CMEA Response to Updated Guidance from the California Department of Public Health – September 1, 2021
CDPH Guidance Continues to Fall Short for Music Education
The California Music Educators Association (CMEA) is once again sorely disappointed in the guidance released on September 1, 2021 (click that link, item #16) by the California Department of Public Health (CDPH). In our efforts to work with the CDPH, we find them lacking in their ability to listen to us as professionals in the field of teaching music education in California. In June 2020, in a virtual face to face meeting, we asked them to separate in-school music teaching and learning from activities that take place after school, such as sports and clubs. We explained that music taught in the classroom to thousands of students daily is not “extracurricular.” When addressed in this manner, and in state guidelines by a state agency, they are reinforcing what we do as music educators and what our students do as music learners is not as important as math or science or other subjects taught in our schools.
The inability for the CPDH to differentiate in-class instruction from after school activity demonstrates a lack of knowledge and understanding of the California education code that states music is a required subject in schools. In addition, California has adopted music standards and a state adopted framework to guide instruction. Their inability to do so disrespects all of the work that music educators must do to provide music instruction in our schools, TK – 12, their efforts to follow the CDPH guidelines, and shows little respect for every student in our band and choir classes, that what they receive as part of their K-12 education in music is just an “extracurricular activity.”
Research has shown that wind instruments can be played with appropriate bell covers with students wearing face coverings, and all singing can take place wearing a face covering. CMEA has provided this information since July 2020 based on the peer-reviewed, University of Colorado/University of Maryland Performing Arts Aerosol Study. Personal Protective Equipment (PPE) has been designed specifically for wind players and singers, as well as covers for all wind instruments. The fact that the guidance still does not specifically acknowledge that indoor instruction can take place with these appropriate face coverings and instrument covers falls short once again, and is left to interpretation by health departments, school administrators, and district/school legal councils. We believe the CDPH is more interested in activities such as sports and clubs than what is mandated as inclusive of an education for all students.
Finally, many schools do not have the capacity to maintain six feet of physical distance, and the science has shown that it is not necessary with the correct PPE and coverings for wind instruments and singers. Just as the guidance points out on page 4, item 2: Physical Distancing a. “Recent evidence indicates that in-person instruction can occur safely without minimum physical distancing requirements when other mitigation strategies (e.g., masking) are implemented. This is consistent with CDC K-12 School Guidance.” This is the same guidance when masking the wind player, the wind instrument, and the singer. We see a disparity between sports guidelines—which does NOT have physical distancing requirements, allows for full contact, and does not require students to be masked—compared with the guidance for music education. CMEA feels there is an inequity in the CDPH’s approach, which highlights a disparity between activities, is a safety hazard, and creates confusion for many.

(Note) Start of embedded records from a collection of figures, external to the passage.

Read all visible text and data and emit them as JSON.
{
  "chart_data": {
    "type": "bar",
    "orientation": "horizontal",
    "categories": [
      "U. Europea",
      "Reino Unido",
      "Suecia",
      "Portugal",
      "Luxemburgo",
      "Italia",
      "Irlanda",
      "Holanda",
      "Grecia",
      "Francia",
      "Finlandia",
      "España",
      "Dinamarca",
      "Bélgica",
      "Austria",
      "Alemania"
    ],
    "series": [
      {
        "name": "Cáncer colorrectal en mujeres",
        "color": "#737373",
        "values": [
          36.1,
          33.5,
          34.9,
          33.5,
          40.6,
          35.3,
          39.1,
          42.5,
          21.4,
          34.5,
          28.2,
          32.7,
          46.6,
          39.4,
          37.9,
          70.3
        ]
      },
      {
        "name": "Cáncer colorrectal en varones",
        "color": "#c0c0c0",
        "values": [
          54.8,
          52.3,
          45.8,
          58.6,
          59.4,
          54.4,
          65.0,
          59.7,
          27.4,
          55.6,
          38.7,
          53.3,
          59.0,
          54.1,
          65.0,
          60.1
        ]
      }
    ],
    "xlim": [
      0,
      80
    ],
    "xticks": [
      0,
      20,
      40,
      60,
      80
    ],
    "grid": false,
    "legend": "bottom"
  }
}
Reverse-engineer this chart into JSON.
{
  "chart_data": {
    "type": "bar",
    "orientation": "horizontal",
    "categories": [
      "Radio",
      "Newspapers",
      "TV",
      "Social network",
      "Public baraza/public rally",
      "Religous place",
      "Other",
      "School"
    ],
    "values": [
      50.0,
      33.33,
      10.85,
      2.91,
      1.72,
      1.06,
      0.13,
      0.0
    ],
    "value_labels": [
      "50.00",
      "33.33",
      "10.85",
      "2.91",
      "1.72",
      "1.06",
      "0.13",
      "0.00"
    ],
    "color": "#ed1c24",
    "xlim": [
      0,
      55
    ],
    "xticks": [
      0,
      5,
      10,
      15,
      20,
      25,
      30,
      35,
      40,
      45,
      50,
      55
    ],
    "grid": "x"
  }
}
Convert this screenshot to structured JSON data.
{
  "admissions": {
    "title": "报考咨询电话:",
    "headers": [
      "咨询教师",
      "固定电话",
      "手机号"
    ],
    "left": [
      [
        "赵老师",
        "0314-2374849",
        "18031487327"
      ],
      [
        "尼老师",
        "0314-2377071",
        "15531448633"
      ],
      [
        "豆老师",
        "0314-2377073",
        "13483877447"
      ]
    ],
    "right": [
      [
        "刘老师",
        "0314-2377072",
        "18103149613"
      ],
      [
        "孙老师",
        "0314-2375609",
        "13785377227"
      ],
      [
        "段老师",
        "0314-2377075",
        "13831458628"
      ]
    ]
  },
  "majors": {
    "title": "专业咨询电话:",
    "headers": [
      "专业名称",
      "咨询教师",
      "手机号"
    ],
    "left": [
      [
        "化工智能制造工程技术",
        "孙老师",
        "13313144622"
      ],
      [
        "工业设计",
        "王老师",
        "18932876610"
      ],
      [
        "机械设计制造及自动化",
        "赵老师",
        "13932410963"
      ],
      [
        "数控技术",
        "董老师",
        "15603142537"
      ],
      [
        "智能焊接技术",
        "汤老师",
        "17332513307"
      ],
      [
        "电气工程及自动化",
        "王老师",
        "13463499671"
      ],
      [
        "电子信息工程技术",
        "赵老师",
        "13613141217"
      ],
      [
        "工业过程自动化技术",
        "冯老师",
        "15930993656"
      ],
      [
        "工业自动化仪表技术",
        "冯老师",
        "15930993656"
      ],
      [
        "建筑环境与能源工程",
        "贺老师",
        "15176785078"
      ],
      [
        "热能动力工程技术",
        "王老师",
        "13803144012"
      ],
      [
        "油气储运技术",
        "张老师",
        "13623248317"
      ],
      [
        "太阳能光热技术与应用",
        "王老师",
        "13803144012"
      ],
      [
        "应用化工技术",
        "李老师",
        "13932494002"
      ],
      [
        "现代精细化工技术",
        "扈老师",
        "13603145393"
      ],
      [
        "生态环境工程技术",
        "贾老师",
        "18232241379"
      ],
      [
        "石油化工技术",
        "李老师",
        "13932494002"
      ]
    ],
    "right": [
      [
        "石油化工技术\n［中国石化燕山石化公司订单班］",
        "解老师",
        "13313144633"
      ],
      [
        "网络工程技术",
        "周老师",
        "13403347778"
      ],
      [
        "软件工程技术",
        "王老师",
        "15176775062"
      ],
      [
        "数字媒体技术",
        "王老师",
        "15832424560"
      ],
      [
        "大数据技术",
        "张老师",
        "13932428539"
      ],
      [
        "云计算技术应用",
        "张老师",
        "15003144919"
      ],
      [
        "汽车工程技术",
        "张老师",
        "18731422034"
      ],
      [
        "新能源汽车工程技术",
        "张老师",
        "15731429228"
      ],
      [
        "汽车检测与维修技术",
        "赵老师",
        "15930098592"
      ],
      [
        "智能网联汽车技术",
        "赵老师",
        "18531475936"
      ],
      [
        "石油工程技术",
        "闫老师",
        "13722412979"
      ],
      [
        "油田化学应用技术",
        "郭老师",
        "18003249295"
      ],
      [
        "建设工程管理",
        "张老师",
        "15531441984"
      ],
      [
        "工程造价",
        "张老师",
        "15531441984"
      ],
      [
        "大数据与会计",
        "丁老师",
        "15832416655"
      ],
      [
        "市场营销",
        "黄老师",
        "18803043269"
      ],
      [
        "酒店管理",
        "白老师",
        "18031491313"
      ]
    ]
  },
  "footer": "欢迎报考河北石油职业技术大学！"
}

We once again implore CDPH to clarify its guidance and that California Administrators and Legislators work to help CDPH make these clarifications. We call on Governor Gavin Newsom, State Superintendent of Public Instruction Tony Thurmond, State Board of Education President, Dr. Linda Darling-Hammond, California School Board Association President, Dr. Susan Heredia, Assembly member and Chair of the Assembly Education Committee, Patrick O’Donnell and Senator and Chair of the Senate Education Committee, Connie Leyva on behalf of music education and music students in CA schools to correct the language in the guidance dated September 1, 2021 to allow music students—singers and wind players—to sing and play wind instruments with appropriate coverings and face coverings and place music education where it correctly belongs, as part of the school day instruction for all of our students in California.